题解 | #重建二叉树#
重建二叉树
http://www.nowcoder.com/practice/8a19cbe657394eeaac2f6ea9b0f6fcf6
一开始思路是比较清晰的,但是在写的时候没注意细节,调试花了比较多的时间。
有时候在ac过程中把代码擦除掉重新写比在原有代码增改更节省时间,因为有时候前后思路有差异,但是细节处理不到位。
解题思路:
[1,2,4,7,3,5,6,8],[4,7,2,1,5,3,8,6]
- 从前序找出中间节点【1】,从中序根据中间节点拆分成两个二叉树【2,4,7】【3,5,6,8】,对应左节点和右节点。

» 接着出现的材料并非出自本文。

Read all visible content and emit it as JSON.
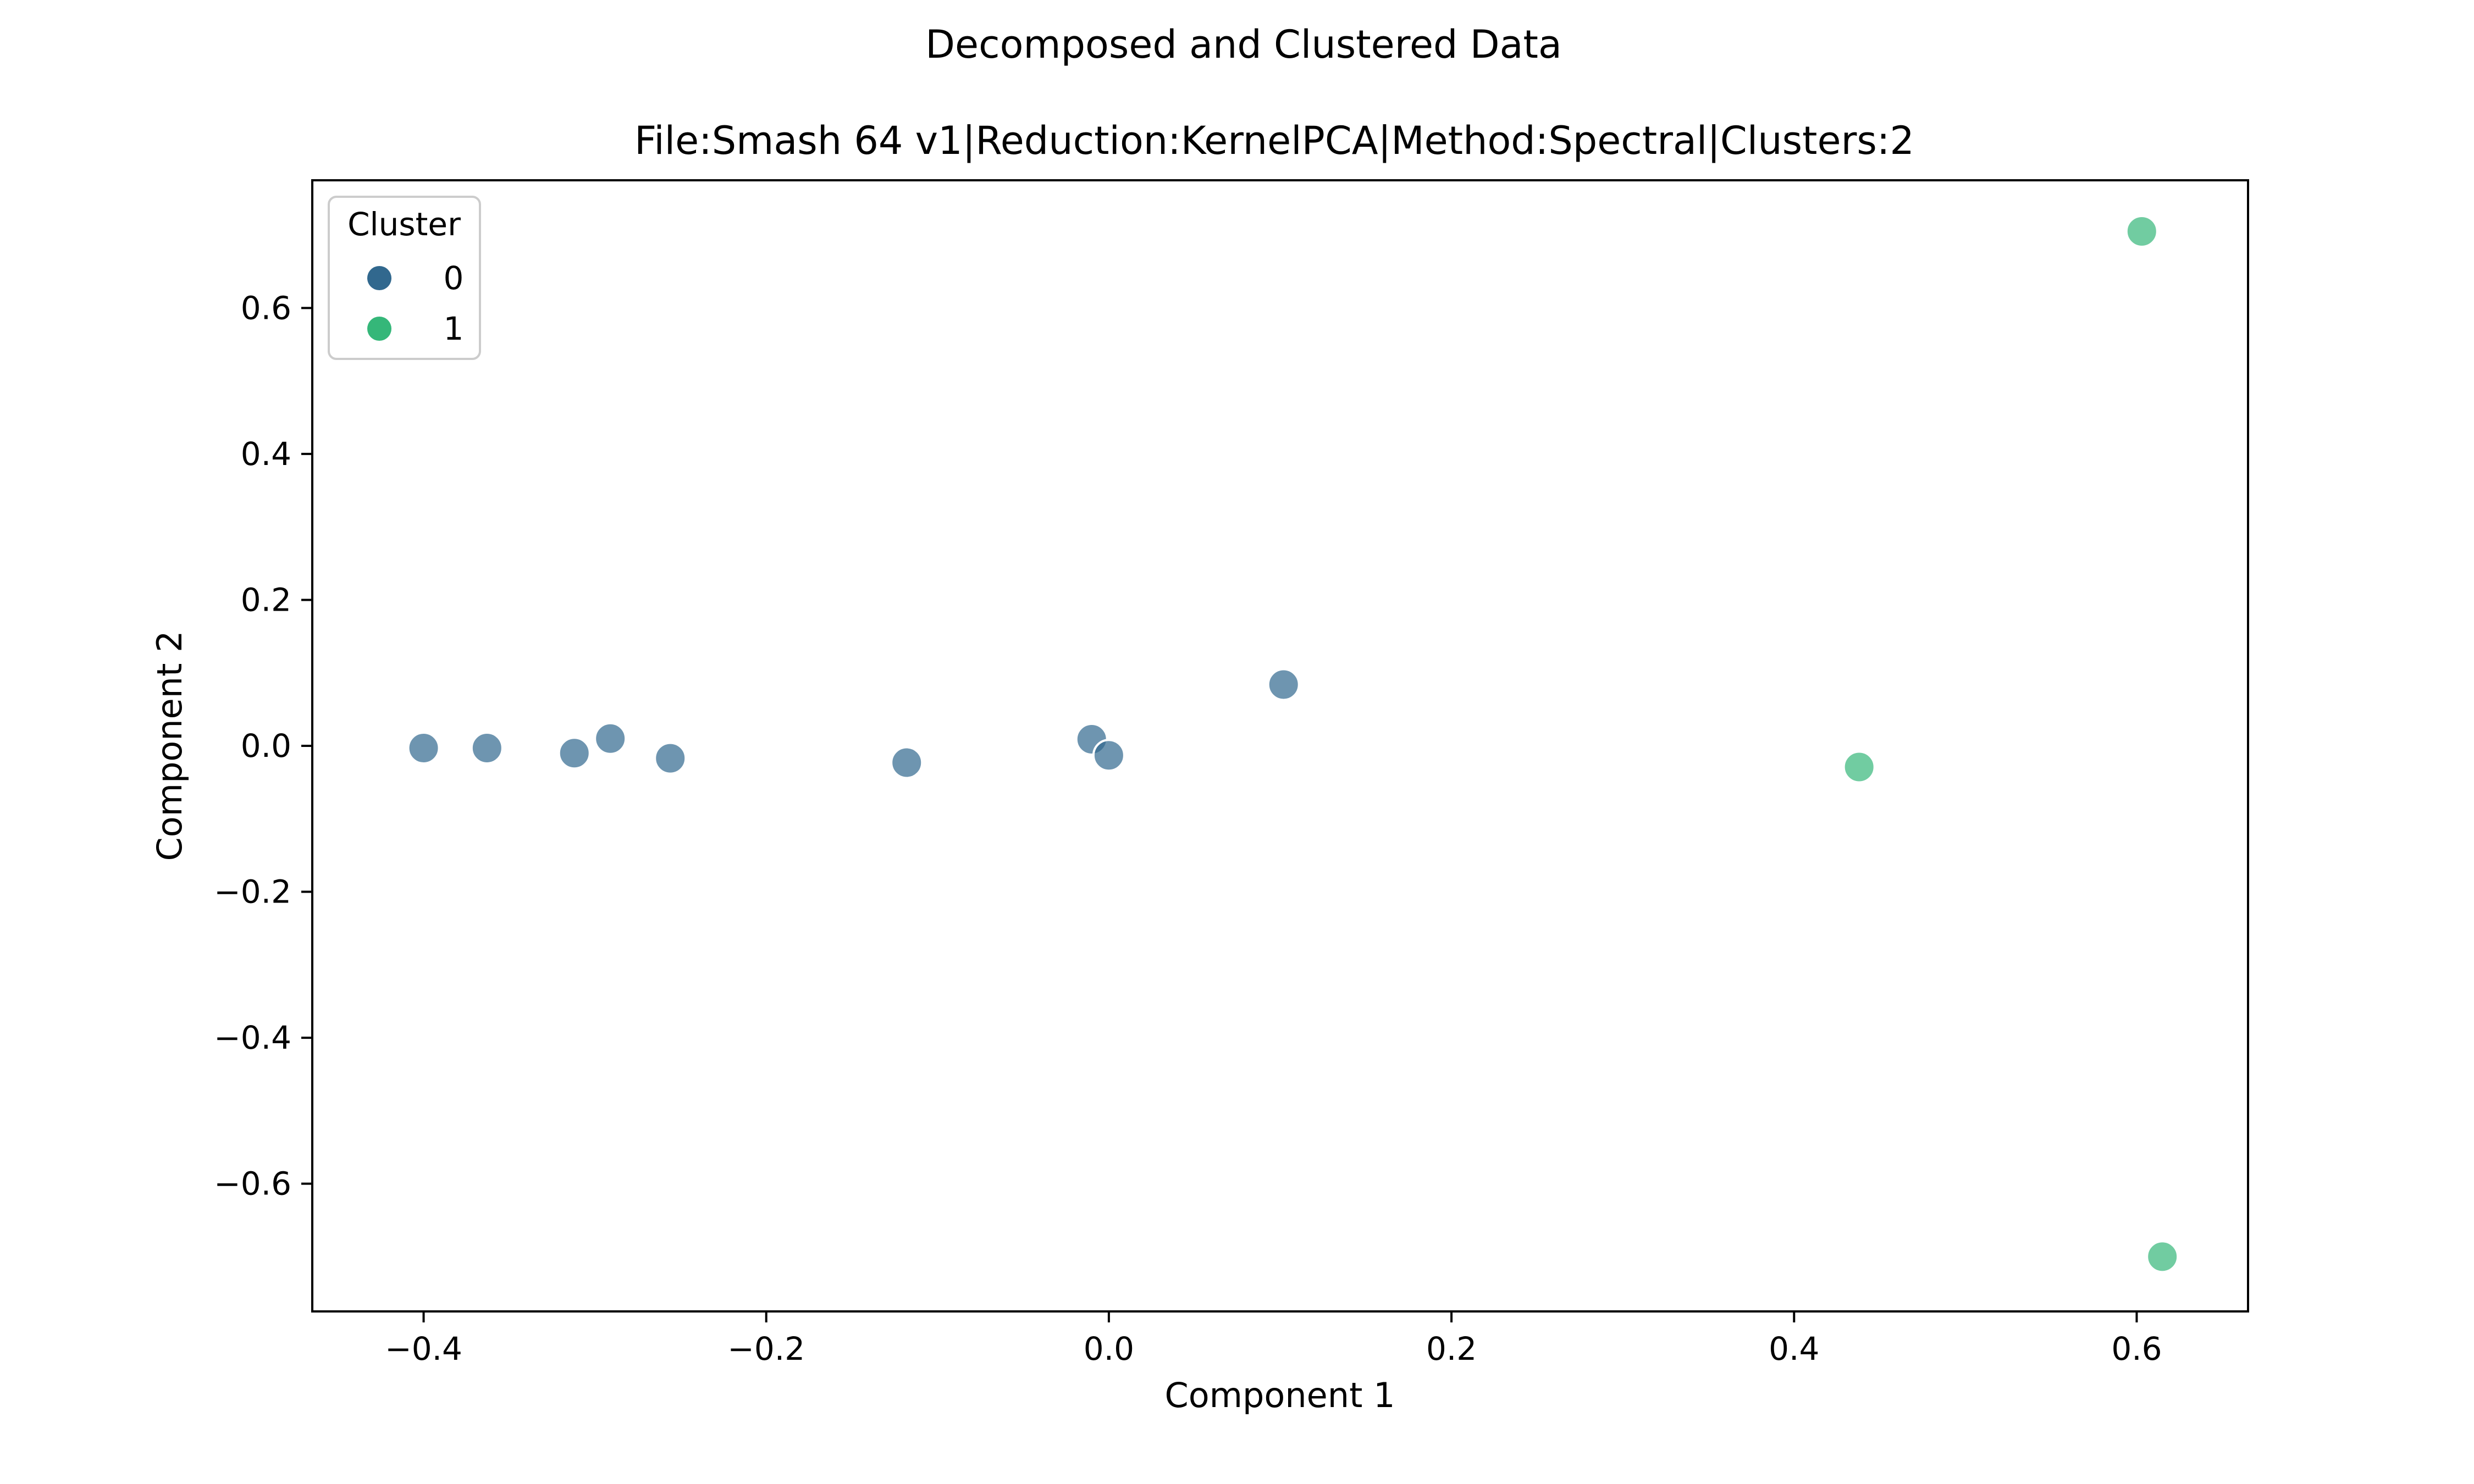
{
  "chart_data": {
    "type": "scatter",
    "suptitle": "Decomposed and Clustered Data",
    "title": "File:Smash 64 v1|Reduction:KernelPCA|Method:Spectral|Clusters:2",
    "xlabel": "Component 1",
    "ylabel": "Component 2",
    "xlim": [
      -0.465,
      0.665
    ],
    "ylim": [
      -0.775,
      0.775
    ],
    "x_ticks": [
      -0.4,
      -0.2,
      0.0,
      0.2,
      0.4,
      0.6
    ],
    "x_tick_labels": [
      "−0.4",
      "−0.2",
      "0.0",
      "0.2",
      "0.4",
      "0.6"
    ],
    "y_ticks": [
      -0.6,
      -0.4,
      -0.2,
      0.0,
      0.2,
      0.4,
      0.6
    ],
    "y_tick_labels": [
      "−0.6",
      "−0.4",
      "−0.2",
      "0.0",
      "0.2",
      "0.4",
      "0.6"
    ],
    "grid": false,
    "legend": {
      "title": "Cluster",
      "placement": "upper-left",
      "entries": [
        {
          "label": "0",
          "color": "#31688e"
        },
        {
          "label": "1",
          "color": "#35b779"
        }
      ]
    },
    "series": [
      {
        "name": "0",
        "color": "#31688e",
        "points": [
          {
            "x": -0.4,
            "y": -0.003
          },
          {
            "x": -0.363,
            "y": -0.003
          },
          {
            "x": -0.312,
            "y": -0.01
          },
          {
            "x": -0.291,
            "y": 0.01
          },
          {
            "x": -0.256,
            "y": -0.017
          },
          {
            "x": -0.118,
            "y": -0.023
          },
          {
            "x": -0.01,
            "y": 0.009
          },
          {
            "x": 0.0,
            "y": -0.013
          },
          {
            "x": 0.102,
            "y": 0.084
          }
        ]
      },
      {
        "name": "1",
        "color": "#35b779",
        "points": [
          {
            "x": 0.438,
            "y": -0.029
          },
          {
            "x": 0.603,
            "y": 0.705
          },
          {
            "x": 0.615,
            "y": -0.7
          }
        ]
      }
    ]
  }
}
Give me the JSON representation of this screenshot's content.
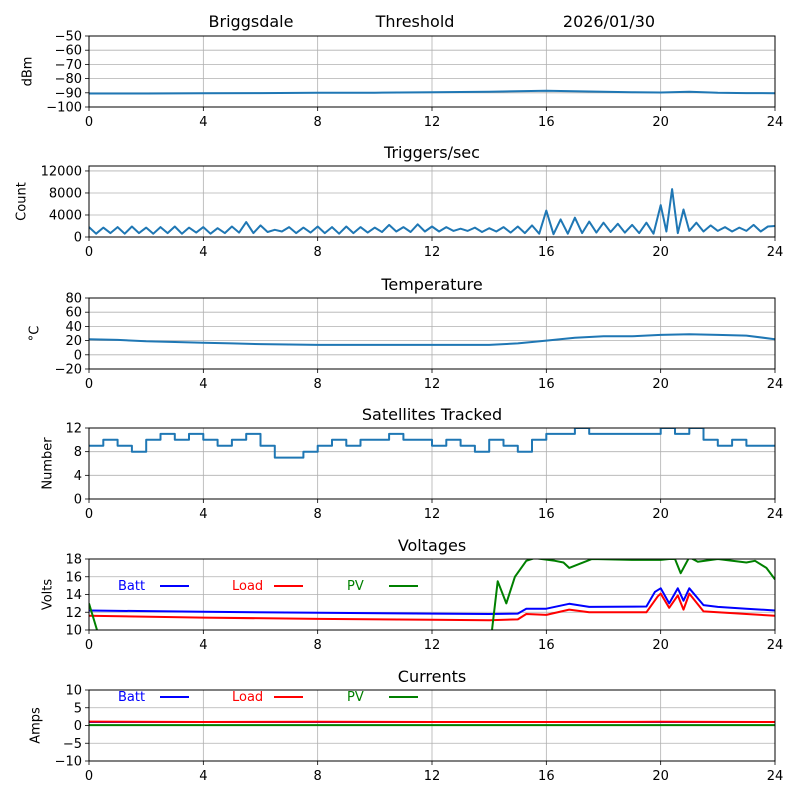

- 同理,两边节点也对应自己的前序和中序,重复环节1递归,知道只剩下一个节点。
/**
* Definition for binary tree
* public class TreeNode {
* int val;
* TreeNode left;
* TreeNode right;
* TreeNode(int x) { val = x; }
* }
*/
import java.util.*;
public class Solution {
public TreeNode reConstructBinaryTree(int [] pre,int [] vin) {
if (pre.length == 0 || vin.length == 0) {
return null;
}
int prePos = 0;
int preLength = pre.length;
int vinPos = 0;
int vinLength = vin.length;
return buildTree(pre, prePos, preLength, vin, vinPos, vinLength);
}
private TreeNode buildTree(int[] pre, int prePos, int preLength,
int[] vin, int vinPos, int vinLength) {
if (preLength <= 0) {
return null;
}
int header = pre[prePos];
TreeNode headerNode = new TreeNode(header);
if (preLength == 1) {
return headerNode;
}
int leftLength = 0;
for (int i = 0; i < vinLength; i++) {
if (vin[i + vinPos] == header) {
break;
} else {
leftLength++;
}
}
int newLeftPrePos = prePos + 1;
int newLeftPreLength = leftLength;
int newLeftVinPos = vinPos;
int newLeftVinLength = leftLength;
TreeNode leftNode = buildTree(pre, newLeftPrePos, newLeftPreLength, vin, newLeftVinPos, newLeftVinLength);
headerNode.left = leftNode;
int newRightPrePos = prePos + 1 + leftLength;
int newRightPreLength = preLength - 1 - leftLength;
int newRightVinPos = vinPos + 1 + leftLength;
int newRightVinLength = vinLength - 1 - leftLength;
TreeNode rightNode = buildTree(pre, newRightPrePos, newRightPreLength, vin, newRightVinPos, newRightVinLength);
headerNode.right = rightNode;
return headerNode;
}
}